Healthcare Realty Trust is a large self-managed REIT that grew much larger in size this year, after the closing its acquisition of its rival, Healthcare Trust of America, with its large portfolio of medical office buildings, which comprise 95% of HR’s total properties .
At present, HR’s portfolio consists of 728 properties spread across 35 US states, totaling 45 million square feet of gross leasable space. Moreover, HR has a leasing and property management services arm that serves more than 39 million square feet nationwide. As shown below, HR’s properties are in major metropolitan cities, with Dallas, Seattle, Houston, Los Angeles, and Atlanta being the top 5 markets.
Meanwhile, HR is demonstrating steady growth, with same store cash NOI growing by 2.8% YoY during the third quarter. This was driven in part with average in-place rent increases of 2.64% and future annual contractual increases are slightly higher, at 2.8% on new leases that commenced during Q3. The pace of same store NOI growth is also accelerating, supported by 50 basis points of YoY occupancy gains, and also encouraging, tenant retention was high, at 79%.
Importantly, HR maintains a strong balance sheet, with 86% fixed rate debt and a long-term debt to capital ratio of 43% and a net debt to EBITDA ratio of 6.3x. This is reasonable considering that medical office buildings are arguably the highest quality property type in the healthcare space, and haven’t faced overbuilding and wage inflation in the manner that labor intensive senior housing, skilled nursing, and hospitals have faced in recent times.
Near term headwinds include high interest rates and a depressed share price, which elevates HR’s cost of capital.
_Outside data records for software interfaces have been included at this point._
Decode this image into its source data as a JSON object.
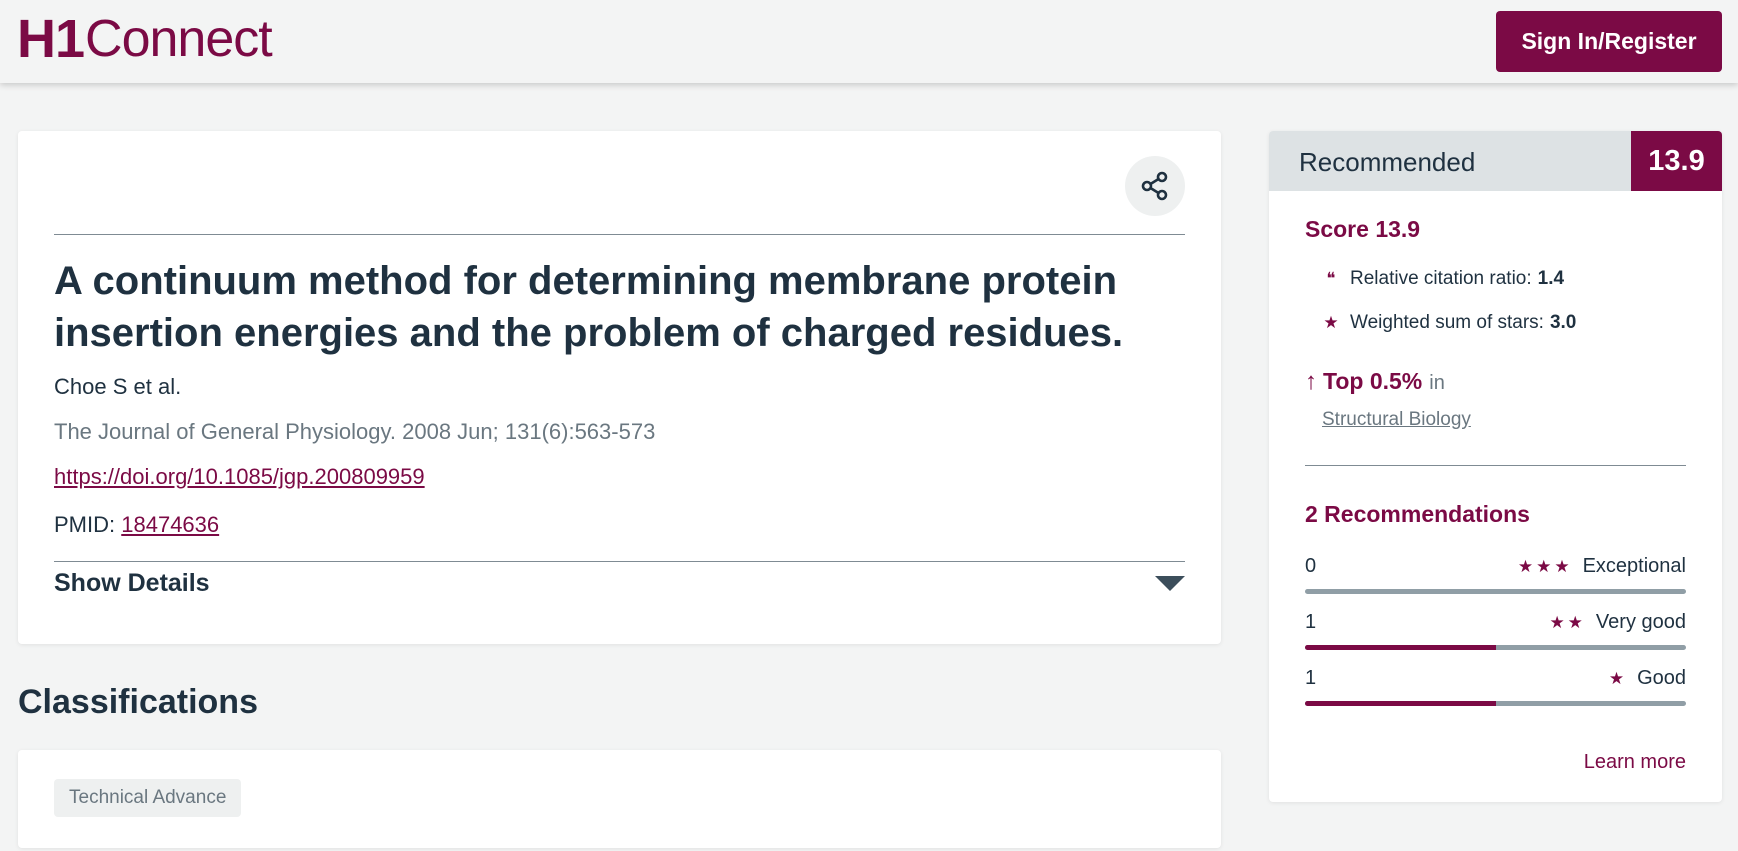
{
  "header": {
    "logo_mark": "H1",
    "logo_text": "Connect",
    "signin_label": "Sign In/Register"
  },
  "article": {
    "title": "A continuum method for determining membrane protein insertion energies and the problem of charged residues.",
    "authors": "Choe S et al.",
    "journal": "The Journal of General Physiology. 2008 Jun; 131(6):563-573",
    "doi": "https://doi.org/10.1085/jgp.200809959",
    "pmid_label": "PMID:",
    "pmid": "18474636",
    "show_details": "Show Details"
  },
  "classifications": {
    "heading": "Classifications",
    "tags": [
      "Technical Advance"
    ]
  },
  "recommended": {
    "heading": "Recommended",
    "score_box": "13.9",
    "score_line": "Score 13.9",
    "rcr_label": "Relative citation ratio:",
    "rcr_value": "1.4",
    "stars_label": "Weighted sum of stars:",
    "stars_value": "3.0",
    "top_value": "Top 0.5%",
    "top_in": "in",
    "field": "Structural Biology",
    "count_label": "2 Recommendations",
    "ratings": [
      {
        "count": "0",
        "stars": "★★★",
        "label": "Exceptional",
        "fraction": 0.0
      },
      {
        "count": "1",
        "stars": "★★",
        "label": "Very good",
        "fraction": 0.5
      },
      {
        "count": "1",
        "stars": "★",
        "label": "Good",
        "fraction": 0.5
      }
    ],
    "learn_more": "Learn more"
  },
  "colors": {
    "brand": "#7b0a45",
    "text": "#1f3140",
    "muted": "#6a7780",
    "bar_track": "#909ea6"
  },
  "icons": [
    "share-icon",
    "quote-icon",
    "star-icon",
    "arrow-up-icon",
    "caret-down-icon"
  ]
}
However, management has plenty of opportunities to capture investment spreads as it works its way through the recently consolidated portfolio, by disposing of lower cap rate properties in exchange for higher cap rate ones, and can add value through G&A synergies. These attributes were noted by management during the recent conference call:
For MOB transactions, we see debt costs running in the high 5s to the mid-6s. At the moment, MOB cap rates are running about the same level. In the last three months, we’ve made tremendous progress on our top priority of asset sales. We’re pleased to report dispositions approaching $1 billion so far with a clear path to reach $1.1 billion at an overall cap rate of 4.8% by year-end. I’d like to commend my colleagues who worked tirelessly to accomplish this remarkable outcome in the current market environment.
Moving forward, we can afford to be more patient. We currently have a lot of lines in the water. You will see us sell assets selectively where it makes sense strategically and financially. Any proceeds we generate can be accretively reinvested in the development projects, selective acquisitions or opportunistic stock repurchases.
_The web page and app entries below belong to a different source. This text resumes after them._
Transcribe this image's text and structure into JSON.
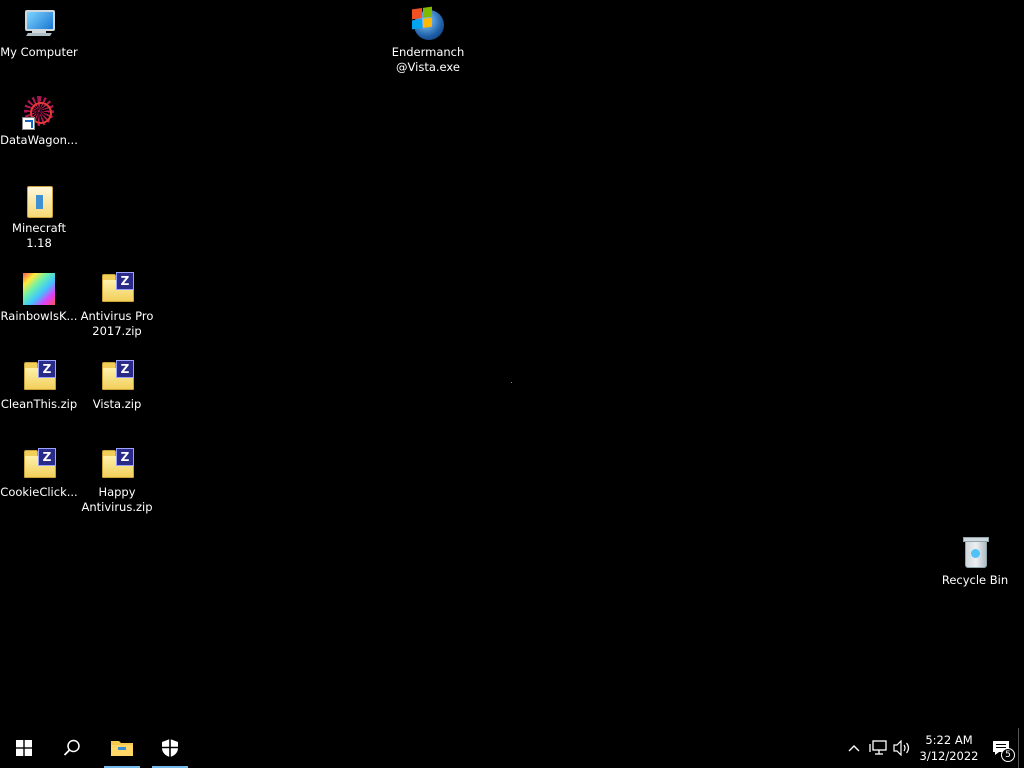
{
  "desktop": {
    "icons": [
      {
        "label": "My Computer"
      },
      {
        "label": "Endermanch\n@Vista.exe"
      },
      {
        "label": "DataWagon..."
      },
      {
        "label": "Minecraft\n1.18"
      },
      {
        "label": "RainbowIsK..."
      },
      {
        "label": "Antivirus Pro\n2017.zip"
      },
      {
        "label": "CleanThis.zip"
      },
      {
        "label": "Vista.zip"
      },
      {
        "label": "CookieClick..."
      },
      {
        "label": "Happy\nAntivirus.zip"
      },
      {
        "label": "Recycle Bin"
      }
    ],
    "zip_badge": "Z"
  },
  "taskbar": {
    "start_icon": "windows-logo-icon",
    "search_icon": "search-icon",
    "pinned": [
      {
        "name": "file-explorer",
        "icon": "folder-icon",
        "active": true
      },
      {
        "name": "windows-security",
        "icon": "shield-icon",
        "active": true
      }
    ],
    "tray": {
      "time": "5:22 AM",
      "date": "3/12/2022",
      "notification_count": "5"
    }
  },
  "colors": {
    "background": "#000000",
    "taskbar": "#000000",
    "active_indicator": "#76b9ed"
  }
}
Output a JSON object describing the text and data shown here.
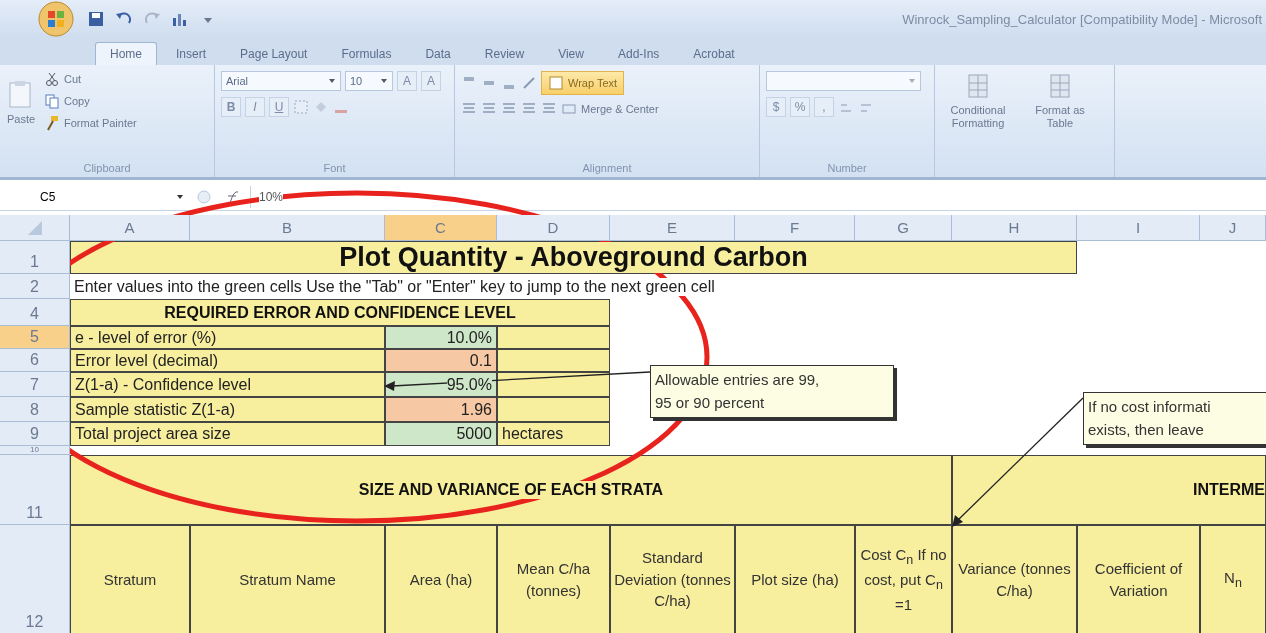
{
  "window": {
    "title": "Winrock_Sampling_Calculator  [Compatibility Mode] - Microsoft"
  },
  "ribbon_tabs": [
    {
      "label": "Home",
      "selected": true
    },
    {
      "label": "Insert",
      "selected": false
    },
    {
      "label": "Page Layout",
      "selected": false
    },
    {
      "label": "Formulas",
      "selected": false
    },
    {
      "label": "Data",
      "selected": false
    },
    {
      "label": "Review",
      "selected": false
    },
    {
      "label": "View",
      "selected": false
    },
    {
      "label": "Add-Ins",
      "selected": false
    },
    {
      "label": "Acrobat",
      "selected": false
    }
  ],
  "ribbon": {
    "clipboard": {
      "label": "Clipboard",
      "paste": "Paste",
      "items": [
        "Cut",
        "Copy",
        "Format Painter"
      ]
    },
    "font": {
      "label": "Font",
      "name": "Arial",
      "size": "10",
      "size_buttons": [
        "A",
        "A"
      ],
      "style_buttons": [
        "B",
        "I",
        "U"
      ]
    },
    "alignment": {
      "label": "Alignment",
      "wrap": "Wrap Text",
      "merge": "Merge & Center"
    },
    "number": {
      "label": "Number",
      "buttons": [
        "$",
        "%",
        ","
      ]
    },
    "styles": [
      "Conditional Formatting",
      "Format as Table"
    ]
  },
  "formula_bar": {
    "name_box": "C5",
    "formula": "10%"
  },
  "columns": [
    {
      "label": "A",
      "selected": false
    },
    {
      "label": "B",
      "selected": false
    },
    {
      "label": "C",
      "selected": true
    },
    {
      "label": "D",
      "selected": false
    },
    {
      "label": "E",
      "selected": false
    },
    {
      "label": "F",
      "selected": false
    },
    {
      "label": "G",
      "selected": false
    },
    {
      "label": "H",
      "selected": false
    },
    {
      "label": "I",
      "selected": false
    },
    {
      "label": "J",
      "selected": false
    }
  ],
  "rows": [
    {
      "kind": "title",
      "header": "1",
      "selected": false,
      "text": "Plot Quantity - Aboveground Carbon"
    },
    {
      "kind": "note",
      "header": "2",
      "selected": false,
      "text": "Enter values into the green cells  Use the \"Tab\" or \"Enter\" key to jump to the next green cell"
    },
    {
      "kind": "section",
      "header": "4",
      "selected": false,
      "text": "REQUIRED ERROR AND CONFIDENCE LEVEL"
    },
    {
      "kind": "param",
      "header": "5",
      "selected": true,
      "label": "e - level of error (%)",
      "value": "10.0%",
      "color": "#cfe7c9"
    },
    {
      "kind": "param",
      "header": "6",
      "selected": false,
      "label": "Error level (decimal)",
      "value": "0.1",
      "color": "#f6c8a4"
    },
    {
      "kind": "param",
      "header": "7",
      "selected": false,
      "label": "Z(1-a) - Confidence level",
      "value": "95.0%",
      "color": "#cfe7c9"
    },
    {
      "kind": "param",
      "header": "8",
      "selected": false,
      "label": "Sample statistic Z(1-a)",
      "value": "1.96",
      "color": "#f6c8a4"
    },
    {
      "kind": "param",
      "header": "9",
      "selected": false,
      "label": "Total project area size",
      "value": "5000",
      "unit": "hectares",
      "color": "#cfe7c9"
    },
    {
      "kind": "spacer",
      "header": "10",
      "selected": false
    },
    {
      "kind": "group",
      "header": "11",
      "selected": false,
      "texts": [
        "SIZE AND VARIANCE OF EACH STRATA",
        "INTERME"
      ]
    },
    {
      "kind": "columns",
      "header": "12",
      "selected": false,
      "cells": [
        "Stratum",
        "Stratum Name",
        "Area (ha)",
        "Mean C/ha (tonnes)",
        "Standard Deviation (tonnes C/ha)",
        "Plot size (ha)",
        "Cost C$_{n}$ If no cost, put C$_{n}$ =1",
        "Variance (tonnes C/ha)",
        "Coefficient of Variation",
        "N$_{n}$"
      ]
    }
  ],
  "comments": [
    {
      "lines": [
        "Allowable entries are 99,",
        "95 or 90 percent"
      ]
    },
    {
      "lines": [
        "If no cost informati",
        "exists, then leave"
      ]
    }
  ]
}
Another top priority has been integration and organizational realignment. We’ve realized nearly 50% of expected G&A savings moving into the fourth quarter. We’re ahead of schedule and on our way to realizing full annual G&A synergies of $33 million to $36 million.
Lastly, HR pays a well-covered 6.4% yield, with a 78% payout ratio, based on management’s expectation of a $0.40 run-rate normalized FFO per share going forward. I also find the stock to be attractively priced at $19.43 with a forward P/FFO of 11.3, sitting well below its normal P/FFO of 18, as shown below. Analysts have a consensus Buy rating with an average price target of $26.40, implying potentially strong double-digit annual returns, especially when including the dividend.
HR is a reliable healthcare REIT with a large portfolio of medical office buildings. Its balance sheet is strong and it has plenty of opportunities to capture investment spreads within its own portfolio and add value through G&A synergies. The stock appears attractively priced at current levels, offering potentially strong double-digit returns including dividend. As such, HR appears to be a solid pick for those seeking high income and a potential growth kicker.